Adults 55 and over should increase their intake of calcium. Women in this age group are especially prone to low bone density and 80% of osteoporosis patients are female. Men and women over 50 should get 1200 mg of calcium per day. Milk, yogurt, dairy products, broccoli and calcium-fortified cereals and juices are just a few of the foods that provide moderate to high levels of calcium. As we age, it may be difficult to obtain all the calcium we need from our diet, so a supplement or multivitamin is recommended. Vitamin D, the sunshine vitamin, is another essential nutrient we need more of as we get older. The older we get, the harder it is for our bodies to process direct sunlight into Vitamin D. Taking a Vitamin D supplement and eating plenty of fish, liver and vitamin-fortified milk and cereal will keep our level of this vitamin high over age 50.
Vitamin B12, essential for proper nervous system function, also combats depression, and increases focus and memory. It isn't as easily absorbed by our bodies as we age due to a decreased amount of stomach acid. Most people over 50 can get enough Vitamin B12 by including supplements and fortified foods in their diets. Don't give up on getting Vitamin B12 through natural sources such as liver, shellfish, red meat, Swiss cheese and eggs, but be aware that your body won't absorb as much as it did when you were younger. Folate, also referred to as Vitamin B9 is well-known as an essential vitamin for pregnant women, since it prevents birth defects. However, it's also necessary as we get older to help guard against hearing loss, macular degeneration (which can lead to vision loss) and heart disease. Folate is found in spinach, beets, whole grains, kidney beans, orange juice, wheat germ and fortified cereals.
Arthritis and osteoporosis are common ailment affecting people over 50, but there are ways to prevent these conditions or reduce their severity. Regular exercise, including walking and jogging, can strengthen your bones. Even vacuuming and other house cleaning activities can increase bone density. Dancing and aerobics are great for building endurance, preventing heart disease and protecting your bones. Swimming, biking and other non-weight-bearing exercises won't make your bones stronger. You'll need to perform weight-bearing exercises regularly for at least six months to see an increase in bone density.

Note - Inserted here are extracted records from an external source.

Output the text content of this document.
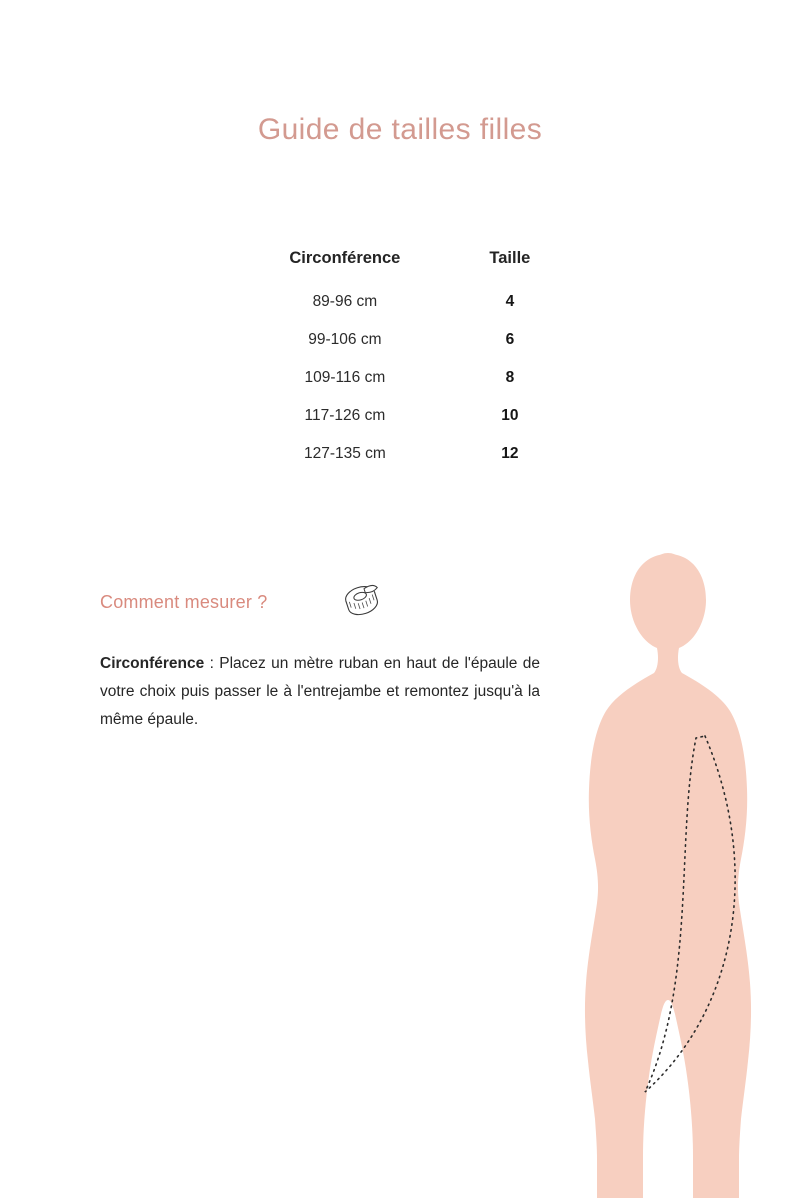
Guide de tailles filles
Circonférence	Taille
89-96 cm	4
99-106 cm	6
109-116 cm	8
117-126 cm	10
127-135 cm	12
Comment mesurer ?
Circonférence : Placez un mètre ruban en haut de l'épaule de votre choix puis passer le à l'entrejambe et remontez jusqu'à la même épaule.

Eating more yogurt is another proven way to keep bones strong as we get older. According to an article on Livescience.com, milk and yogurt may increase hipbone strength.3 Research conducted at the Institute for Aging Research in Boston concluded that participants who consumed high amounts of milk and yogurt suffered fewer hip fractures than people who didn't.
Stress damages our emotional and physical health at any age, but in can be devastating as we get older. Chronic stress can lead to overeating or undereating, insomnia, depression, memory loss and reduced immunity to disease. Practice meditation and calming deep breathing techniques. Exercise to improve your health and produce happiness- boosting endorphins. If stress persists, talk to your doctor.